Of enrolled patients, 91 had ≥18 weeks of follow-up and were evaluable for response. For those who responded to treatment, the median duration of response was 17 months (range, 6-24). Stable responses occurred as late as 12 to 18 months following the initiation of treatment. Overall, PD-L1 status did not appear to impact response rates. The 6-month OS rate was 69% (95% CI, 0.43-0.85).
For uninfected, sorafenib-naïve or intolerant patients (n = 22), the ORR was 14%. In those who progressed on prior sorafenib and were uninfected (n = 27), the ORR was 7%. In the HCV-infected (n = 21) and HBV-infected (n = 21) patients, the ORRs were 14% and 0%, respectively.

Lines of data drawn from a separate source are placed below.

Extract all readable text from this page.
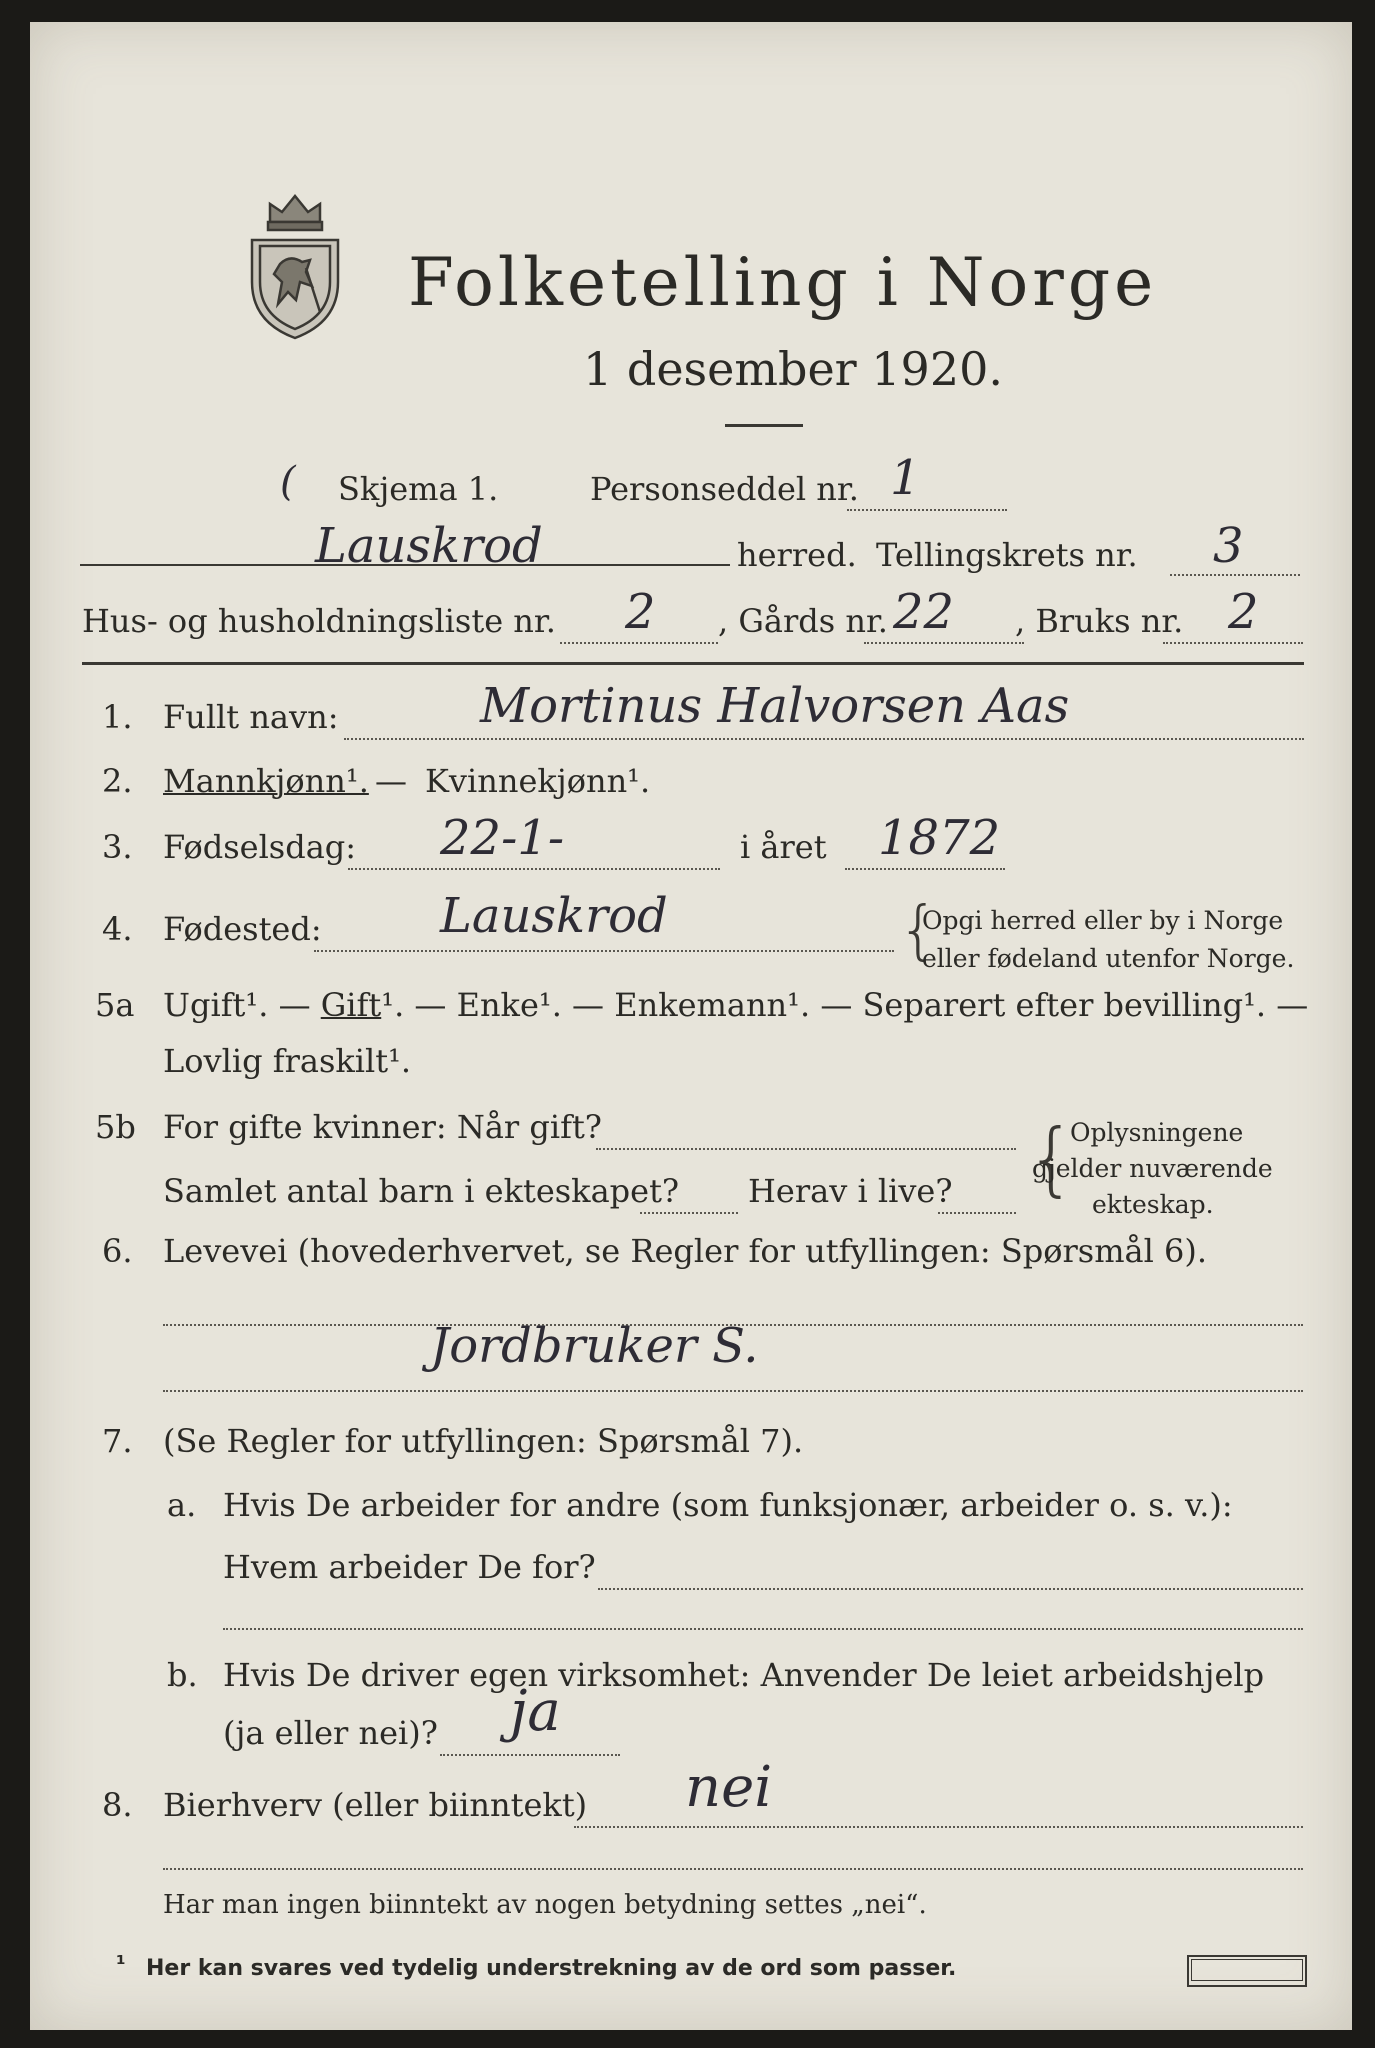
Folketelling i Norge
1 desember 1920.
( Skjema 1.	Personseddel nr. 1
Lauskrod	herred. Tellingskrets nr. 3
Hus- og husholdningsliste nr. 2 , Gårds nr. 22 , Bruks nr. 2
1. Fullt navn:	Mortinus Halvorsen Aas
2. Mannkjønn¹. — Kvinnekjønn¹.
3. Fødselsdag: 22-1-	i året 1872
4. Fødested: Lauskrod	{
Opgi herred eller by i Norge
eller fødeland utenfor Norge.
5a Ugift¹. — Gift¹. — Enke¹. — Enkemann¹. — Separert efter bevilling¹. —
Lovlig fraskilt¹.
5b For gifte kvinner: Når gift?
Samlet antal barn i ekteskapet? Herav i live? {
Oplysningene
gjelder nuværende
ekteskap.
6. Levevei (hovederhvervet, se Regler for utfyllingen: Spørsmål 6).
Jordbruker S.
7. (Se Regler for utfyllingen: Spørsmål 7).
a. Hvis De arbeider for andre (som funksjonær, arbeider o. s. v.):
Hvem arbeider De for?
b. Hvis De driver egen virksomhet: Anvender De leiet arbeidshjelp
(ja eller nei)? ja
8. Bierhverv (eller biinntekt) nei
Har man ingen biinntekt av nogen betydning settes „nei“.
¹ Her kan svares ved tydelig understrekning av de ord som passer.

Across all cohorts of the trial, patients received 5 to 6 doses of nivolumab (range, 1-19). Half of patients experienced a treatment-related adverse event (AE), with the most frequent events being fatigue (17%) and pruritus (12%). Grade 3/4 treatment-related AEs were seen in 14% of patients, with the most common being ALT and AST increases (3% each).
In the frontline setting, nivolumab is being compared with sorafenib for patients with HCC in a phase III study. The primary endpoints are time to progression and OS. The study hopes to enroll 726 patients with an estimated completion date of July 2017 (NCT02576509).